The Republicans may bugger-up Congress in November, but it’s not their turn. In fact, they’re living on borrowed [stolen] time. All this obstructionism and propaganda may work yet again, but it still not their time. Right now, the scale is trying to go left, and it needs to go left pretty soon. They’re putting up one hell of a fight – engaging every subgroup and dirty trick they can find, threatening to destroy the country rather than to take turns. Listen to Conservative columnist David Brooks:
The Day After Tomorrow
Every political movement has a story. The surging Republican Party has a story, too. It is a story of virtue betrayed and innocence threatened.
New York Times
by David Brooks
September 15, 2010The fact is, the American story is not just the story of limited governments; it is the story of limited but energetic governments that used aggressive federal power to promote growth and social mobility.
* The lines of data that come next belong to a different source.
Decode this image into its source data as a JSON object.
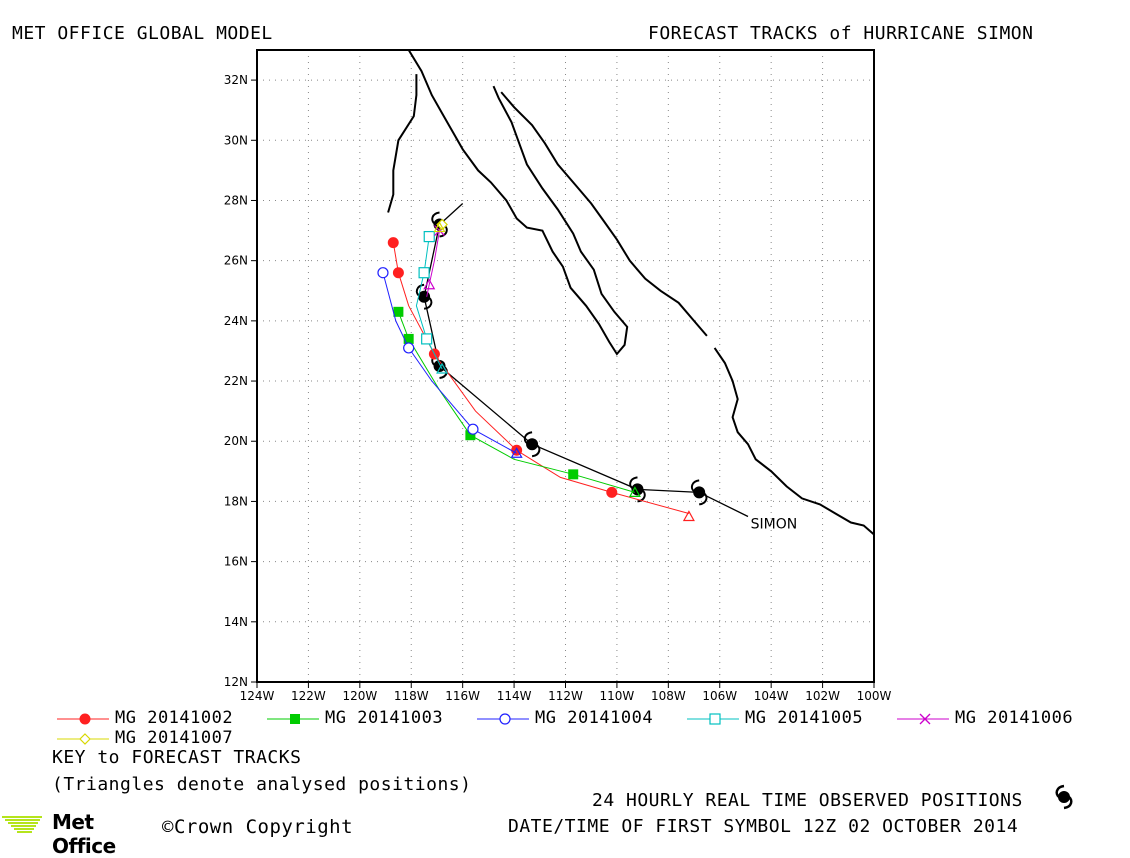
{
  "header": {
    "model": "MET OFFICE GLOBAL MODEL",
    "title": "FORECAST TRACKS of HURRICANE SIMON"
  },
  "map": {
    "lon_range": [
      -124,
      -100
    ],
    "lat_range": [
      12,
      33
    ],
    "lon_ticks": [
      {
        "v": -124,
        "label": "124W"
      },
      {
        "v": -122,
        "label": "122W"
      },
      {
        "v": -120,
        "label": "120W"
      },
      {
        "v": -118,
        "label": "118W"
      },
      {
        "v": -116,
        "label": "116W"
      },
      {
        "v": -114,
        "label": "114W"
      },
      {
        "v": -112,
        "label": "112W"
      },
      {
        "v": -110,
        "label": "110W"
      },
      {
        "v": -108,
        "label": "108W"
      },
      {
        "v": -106,
        "label": "106W"
      },
      {
        "v": -104,
        "label": "104W"
      },
      {
        "v": -102,
        "label": "102W"
      },
      {
        "v": -100,
        "label": "100W"
      }
    ],
    "lat_ticks": [
      {
        "v": 12,
        "label": "12N"
      },
      {
        "v": 14,
        "label": "14N"
      },
      {
        "v": 16,
        "label": "16N"
      },
      {
        "v": 18,
        "label": "18N"
      },
      {
        "v": 20,
        "label": "20N"
      },
      {
        "v": 22,
        "label": "22N"
      },
      {
        "v": 24,
        "label": "24N"
      },
      {
        "v": 26,
        "label": "26N"
      },
      {
        "v": 28,
        "label": "28N"
      },
      {
        "v": 30,
        "label": "30N"
      },
      {
        "v": 32,
        "label": "32N"
      }
    ],
    "grid": true,
    "storm_label": "SIMON",
    "storm_label_pos": {
      "lon": -104.8,
      "lat": 17.1
    }
  },
  "coastlines": {
    "mainland": [
      [
        [
          -118.1,
          33
        ],
        [
          -117.6,
          32.3
        ],
        [
          -117.2,
          31.5
        ],
        [
          -116.8,
          30.9
        ],
        [
          -116.4,
          30.3
        ],
        [
          -116.0,
          29.7
        ],
        [
          -115.4,
          29.0
        ],
        [
          -114.9,
          28.6
        ],
        [
          -114.3,
          28.0
        ],
        [
          -113.9,
          27.4
        ],
        [
          -113.5,
          27.1
        ],
        [
          -112.9,
          27.0
        ],
        [
          -112.5,
          26.3
        ],
        [
          -112.1,
          25.8
        ],
        [
          -111.8,
          25.1
        ],
        [
          -111.2,
          24.5
        ],
        [
          -110.7,
          23.9
        ],
        [
          -110.3,
          23.3
        ],
        [
          -110.0,
          22.9
        ],
        [
          -109.7,
          23.2
        ],
        [
          -109.6,
          23.8
        ],
        [
          -110.1,
          24.3
        ],
        [
          -110.6,
          24.9
        ],
        [
          -110.9,
          25.7
        ],
        [
          -111.4,
          26.3
        ],
        [
          -111.7,
          26.9
        ],
        [
          -112.3,
          27.7
        ],
        [
          -112.9,
          28.4
        ],
        [
          -113.5,
          29.2
        ],
        [
          -113.8,
          29.9
        ],
        [
          -114.1,
          30.6
        ],
        [
          -114.6,
          31.4
        ],
        [
          -114.8,
          31.8
        ]
      ],
      [
        [
          -114.5,
          31.6
        ],
        [
          -114.0,
          31.1
        ],
        [
          -113.3,
          30.5
        ],
        [
          -112.8,
          29.9
        ],
        [
          -112.3,
          29.2
        ],
        [
          -111.6,
          28.5
        ],
        [
          -111.0,
          27.9
        ],
        [
          -110.5,
          27.3
        ],
        [
          -110.0,
          26.7
        ],
        [
          -109.5,
          26.0
        ],
        [
          -108.9,
          25.4
        ],
        [
          -108.3,
          25.0
        ],
        [
          -107.6,
          24.6
        ],
        [
          -106.9,
          23.9
        ],
        [
          -106.5,
          23.5
        ]
      ],
      [
        [
          -106.2,
          23.1
        ],
        [
          -105.8,
          22.6
        ],
        [
          -105.5,
          22.0
        ],
        [
          -105.3,
          21.4
        ],
        [
          -105.5,
          20.8
        ],
        [
          -105.3,
          20.3
        ],
        [
          -104.9,
          19.9
        ],
        [
          -104.6,
          19.4
        ],
        [
          -104.0,
          19.0
        ],
        [
          -103.4,
          18.5
        ],
        [
          -102.8,
          18.1
        ],
        [
          -102.1,
          17.9
        ],
        [
          -101.5,
          17.6
        ],
        [
          -100.9,
          17.3
        ],
        [
          -100.4,
          17.2
        ],
        [
          -100.0,
          16.9
        ]
      ]
    ],
    "island": [
      [
        [
          -117.8,
          32.2
        ],
        [
          -117.8,
          31.5
        ],
        [
          -117.9,
          30.8
        ],
        [
          -118.5,
          30.0
        ],
        [
          -118.7,
          29.0
        ],
        [
          -118.7,
          28.2
        ],
        [
          -118.9,
          27.6
        ]
      ]
    ]
  },
  "observed_track": {
    "points": [
      {
        "lon": -106.8,
        "lat": 18.3
      },
      {
        "lon": -109.2,
        "lat": 18.4
      },
      {
        "lon": -113.3,
        "lat": 19.9
      },
      {
        "lon": -116.9,
        "lat": 22.5
      },
      {
        "lon": -117.5,
        "lat": 24.8
      },
      {
        "lon": -116.9,
        "lat": 27.2
      }
    ],
    "tail": [
      {
        "lon": -106.8,
        "lat": 18.3
      },
      {
        "lon": -104.9,
        "lat": 17.5
      }
    ],
    "head": [
      {
        "lon": -116.9,
        "lat": 27.2
      },
      {
        "lon": -116.0,
        "lat": 27.9
      }
    ]
  },
  "forecast_tracks": [
    {
      "name": "MG 20141002",
      "color": "#ff2020",
      "marker": "circle-filled",
      "points": [
        {
          "lon": -107.2,
          "lat": 17.6
        },
        {
          "lon": -110.2,
          "lat": 18.3
        },
        {
          "lon": -112.2,
          "lat": 18.8
        },
        {
          "lon": -113.9,
          "lat": 19.7
        },
        {
          "lon": -115.5,
          "lat": 21.0
        },
        {
          "lon": -117.1,
          "lat": 22.9
        },
        {
          "lon": -118.1,
          "lat": 24.5
        },
        {
          "lon": -118.5,
          "lat": 25.6
        },
        {
          "lon": -118.7,
          "lat": 26.6
        }
      ]
    },
    {
      "name": "MG 20141003",
      "color": "#00cc00",
      "marker": "square-filled",
      "points": [
        {
          "lon": -109.3,
          "lat": 18.3
        },
        {
          "lon": -111.7,
          "lat": 18.9
        },
        {
          "lon": -114.0,
          "lat": 19.4
        },
        {
          "lon": -115.7,
          "lat": 20.2
        },
        {
          "lon": -116.9,
          "lat": 21.7
        },
        {
          "lon": -118.1,
          "lat": 23.4
        },
        {
          "lon": -118.5,
          "lat": 24.3
        }
      ]
    },
    {
      "name": "MG 20141004",
      "color": "#2020ff",
      "marker": "circle-open",
      "points": [
        {
          "lon": -113.9,
          "lat": 19.6
        },
        {
          "lon": -115.6,
          "lat": 20.4
        },
        {
          "lon": -117.2,
          "lat": 22.0
        },
        {
          "lon": -118.1,
          "lat": 23.1
        },
        {
          "lon": -118.6,
          "lat": 24.0
        },
        {
          "lon": -119.1,
          "lat": 25.6
        }
      ]
    },
    {
      "name": "MG 20141005",
      "color": "#00c0c0",
      "marker": "square-open",
      "points": [
        {
          "lon": -116.8,
          "lat": 22.4
        },
        {
          "lon": -117.4,
          "lat": 23.4
        },
        {
          "lon": -117.8,
          "lat": 24.5
        },
        {
          "lon": -117.5,
          "lat": 25.6
        },
        {
          "lon": -117.3,
          "lat": 26.8
        }
      ]
    },
    {
      "name": "MG 20141006",
      "color": "#cc00cc",
      "marker": "cross",
      "points": [
        {
          "lon": -117.4,
          "lat": 24.8
        },
        {
          "lon": -117.3,
          "lat": 25.2
        },
        {
          "lon": -117.1,
          "lat": 26.0
        },
        {
          "lon": -116.9,
          "lat": 27.0
        }
      ]
    },
    {
      "name": "MG 20141007",
      "color": "#d8d800",
      "marker": "diamond-open",
      "points": [
        {
          "lon": -116.9,
          "lat": 27.0
        },
        {
          "lon": -116.8,
          "lat": 27.2
        }
      ]
    }
  ],
  "analysed_positions": [
    {
      "lon": -107.2,
      "lat": 17.5,
      "color": "#ff2020"
    },
    {
      "lon": -109.3,
      "lat": 18.3,
      "color": "#00cc00"
    },
    {
      "lon": -113.9,
      "lat": 19.6,
      "color": "#2020ff"
    },
    {
      "lon": -116.8,
      "lat": 22.4,
      "color": "#00c0c0"
    },
    {
      "lon": -117.3,
      "lat": 25.2,
      "color": "#cc00cc"
    },
    {
      "lon": -116.9,
      "lat": 27.1,
      "color": "#d8d800"
    }
  ],
  "footer": {
    "key_title": "KEY to FORECAST TRACKS",
    "key_note": "(Triangles denote analysed positions)",
    "observed_note": "24 HOURLY REAL TIME OBSERVED POSITIONS",
    "first_symbol": "DATE/TIME OF FIRST SYMBOL 12Z 02 OCTOBER 2014",
    "brand": "Met Office",
    "copyright": "©Crown Copyright",
    "brand_color": "#b5e41c"
  }
}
George Washington used industrial policy, trade policy and federal research dollars to build a manufacturing economy alongside the agricultural one. The Whig Party used federal dollars to promote a development project called the American System…
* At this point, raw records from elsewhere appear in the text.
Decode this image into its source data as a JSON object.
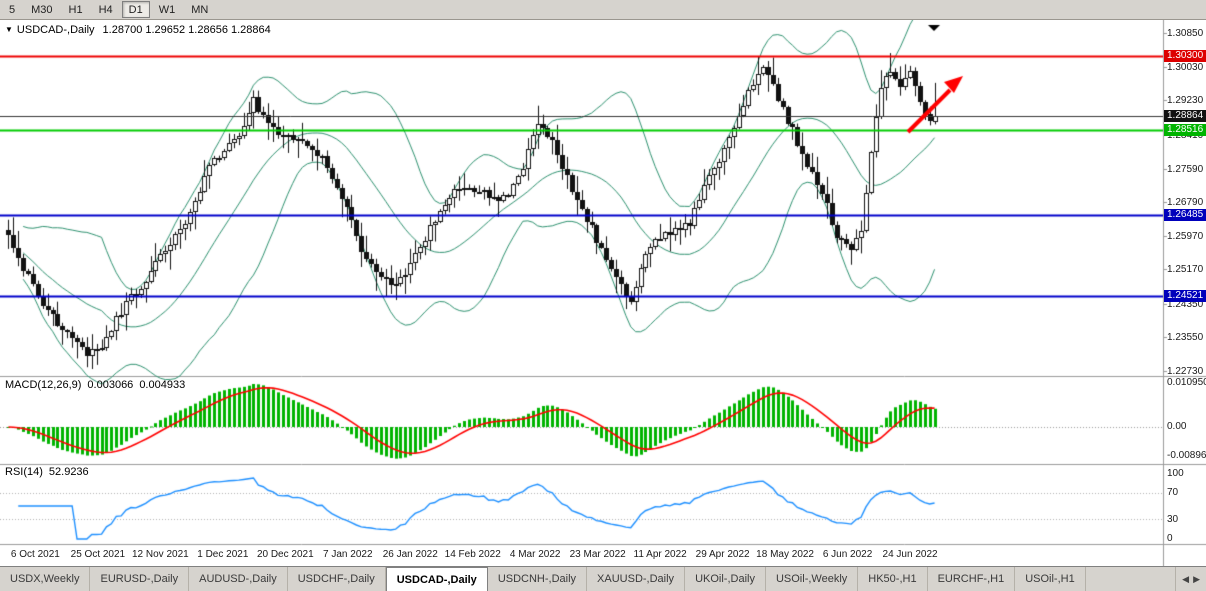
{
  "toolbar": {
    "timeframes": [
      "5",
      "M30",
      "H1",
      "H4",
      "D1",
      "W1",
      "MN"
    ],
    "active_timeframe": "D1"
  },
  "chart": {
    "expand_icon": "▼",
    "shift_marker": "▼",
    "symbol_label": "USDCAD-,Daily",
    "ohlc": "1.28700 1.29652 1.28656 1.28864",
    "y_axis": {
      "ticks": [
        "1.30850",
        "1.30030",
        "1.29230",
        "1.28410",
        "1.27590",
        "1.26790",
        "1.25970",
        "1.25170",
        "1.24350",
        "1.23550",
        "1.22730"
      ]
    },
    "x_axis": {
      "labels": [
        "6 Oct 2021",
        "25 Oct 2021",
        "12 Nov 2021",
        "1 Dec 2021",
        "20 Dec 2021",
        "7 Jan 2022",
        "26 Jan 2022",
        "14 Feb 2022",
        "4 Mar 2022",
        "23 Mar 2022",
        "11 Apr 2022",
        "29 Apr 2022",
        "18 May 2022",
        "6 Jun 2022",
        "24 Jun 2022"
      ]
    },
    "price_lines": [
      {
        "label": "1.30300",
        "price": 1.303,
        "color": "#ee0000",
        "badge": "#dd0000",
        "width": 2
      },
      {
        "label": "1.28864",
        "price": 1.28864,
        "color": "#333333",
        "badge": "#111111",
        "width": 1
      },
      {
        "label": "1.28516",
        "price": 1.28516,
        "color": "#00cc00",
        "badge": "#00b400",
        "width": 2
      },
      {
        "label": "1.26485",
        "price": 1.26485,
        "color": "#0000cc",
        "badge": "#0000bb",
        "width": 2
      },
      {
        "label": "1.24521",
        "price": 1.24521,
        "color": "#0000cc",
        "badge": "#0000bb",
        "width": 2
      }
    ],
    "trend_arrow_color": "#ff0000"
  },
  "chart_data": {
    "type": "candlestick",
    "title": "USDCAD-,Daily",
    "bars": 190,
    "y_range": [
      1.2261,
      1.3112
    ],
    "last_bar": {
      "open": 1.287,
      "high": 1.29652,
      "low": 1.28656,
      "close": 1.28864
    },
    "price_anchors": [
      [
        0,
        1.26
      ],
      [
        3,
        1.252
      ],
      [
        6,
        1.245
      ],
      [
        9,
        1.24
      ],
      [
        12,
        1.237
      ],
      [
        16,
        1.231
      ],
      [
        19,
        1.233
      ],
      [
        22,
        1.2395
      ],
      [
        25,
        1.245
      ],
      [
        28,
        1.249
      ],
      [
        31,
        1.255
      ],
      [
        35,
        1.261
      ],
      [
        38,
        1.2685
      ],
      [
        41,
        1.277
      ],
      [
        44,
        1.2805
      ],
      [
        47,
        1.284
      ],
      [
        50,
        1.292
      ],
      [
        53,
        1.287
      ],
      [
        56,
        1.283
      ],
      [
        59,
        1.284
      ],
      [
        62,
        1.2805
      ],
      [
        65,
        1.277
      ],
      [
        68,
        1.269
      ],
      [
        72,
        1.256
      ],
      [
        75,
        1.252
      ],
      [
        78,
        1.248
      ],
      [
        81,
        1.25
      ],
      [
        84,
        1.2575
      ],
      [
        87,
        1.2635
      ],
      [
        90,
        1.2695
      ],
      [
        93,
        1.272
      ],
      [
        96,
        1.2705
      ],
      [
        99,
        1.2685
      ],
      [
        102,
        1.2705
      ],
      [
        105,
        1.2765
      ],
      [
        108,
        1.287
      ],
      [
        111,
        1.283
      ],
      [
        113,
        1.2765
      ],
      [
        116,
        1.2685
      ],
      [
        119,
        1.2615
      ],
      [
        122,
        1.2535
      ],
      [
        125,
        1.2485
      ],
      [
        127,
        1.244
      ],
      [
        130,
        1.2555
      ],
      [
        133,
        1.2595
      ],
      [
        136,
        1.2615
      ],
      [
        139,
        1.2625
      ],
      [
        142,
        1.272
      ],
      [
        145,
        1.278
      ],
      [
        148,
        1.285
      ],
      [
        151,
        1.2945
      ],
      [
        154,
        1.301
      ],
      [
        157,
        1.2925
      ],
      [
        160,
        1.285
      ],
      [
        163,
        1.2765
      ],
      [
        166,
        1.2705
      ],
      [
        169,
        1.2595
      ],
      [
        172,
        1.256
      ],
      [
        174,
        1.2615
      ],
      [
        176,
        1.2805
      ],
      [
        178,
        1.2945
      ],
      [
        180,
        1.3
      ],
      [
        182,
        1.295
      ],
      [
        184,
        1.2985
      ],
      [
        186,
        1.2915
      ],
      [
        188,
        1.2875
      ],
      [
        189,
        1.2886
      ]
    ],
    "indicators": {
      "bollinger": {
        "name": "Bollinger Bands",
        "period": 20,
        "deviation": 2,
        "color": "#2e9270"
      },
      "macd": {
        "label": "MACD(12,26,9)",
        "value_main": "0.003066",
        "value_signal": "0.004933",
        "histogram_color": "#00b400",
        "signal_color": "#ff0000",
        "axis_labels": [
          "0.010950",
          "0.00",
          "-0.008960"
        ]
      },
      "rsi": {
        "label": "RSI(14)",
        "value": "52.9236",
        "color": "#1e90ff",
        "axis_labels": [
          "100",
          "70",
          "30",
          "0"
        ],
        "levels": [
          70,
          30
        ]
      }
    }
  },
  "tabbar": {
    "scroll_left_icon": "◀",
    "scroll_right_icon": "▶",
    "tabs": [
      {
        "label": "USDX,Weekly",
        "active": false
      },
      {
        "label": "EURUSD-,Daily",
        "active": false
      },
      {
        "label": "AUDUSD-,Daily",
        "active": false
      },
      {
        "label": "USDCHF-,Daily",
        "active": false
      },
      {
        "label": "USDCAD-,Daily",
        "active": true
      },
      {
        "label": "USDCNH-,Daily",
        "active": false
      },
      {
        "label": "XAUUSD-,Daily",
        "active": false
      },
      {
        "label": "UKOil-,Daily",
        "active": false
      },
      {
        "label": "USOil-,Weekly",
        "active": false
      },
      {
        "label": "HK50-,H1",
        "active": false
      },
      {
        "label": "EURCHF-,H1",
        "active": false
      },
      {
        "label": "USOil-,H1",
        "active": false
      }
    ]
  }
}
If the current Republican Party regards every new bit of government action as a step on the road to serfdom, then the party will be taking this long, mainstream American tradition and exiling it from the G.O.P.
That will be a political tragedy. There are millions of voters who, while alarmed by the Democrats’ lavish spending, still look to government to play some positive role. They fled the G.O.P. after the government shutdown of 1995, and they would do so again.
It would be a fiscal tragedy. Over the next decade there will have to be spending cuts and tax increases. If Republicans decide that even the smallest tax increases put us on the road to serfdom, then there will never be a deal, and the country will careen toward bankruptcy.
It would also be a policy tragedy. Republicans are right to oppose the current concentration of power in Washington. But once that is halted, America faces a series of problems that can’t be addressed simply by getting government out of the way.
The social fabric is fraying. Human capital is being squandered. Society is segmenting. The labor markets are ill. Wages are lagging. Inequality is increasing. The nation is overconsuming and underinnovating. China and India are surging. Not all of these challenges can be addressed by the spontaneous healing powers of the market. Most important, it would be an intellectual tragedy. Conservatism is supposed to be nonideological and context-driven. If all government action is automatically dismissed as quasi socialist, then there is no need to think. A pall of dogmatism will settle over the right.
Republicans are riding a wave of revulsion about what is happening in Washington. But it is also time to start talking about the day after tomorrow, after the centralizing forces are thwarted. I hope that as Arthur Brooks and Paul Ryan lead a resurgent conservatism, they’ll think about the limited-but-energetic government tradition, which stands between Barry Goldwater and François Mitterrand, but at the heart of the American experience.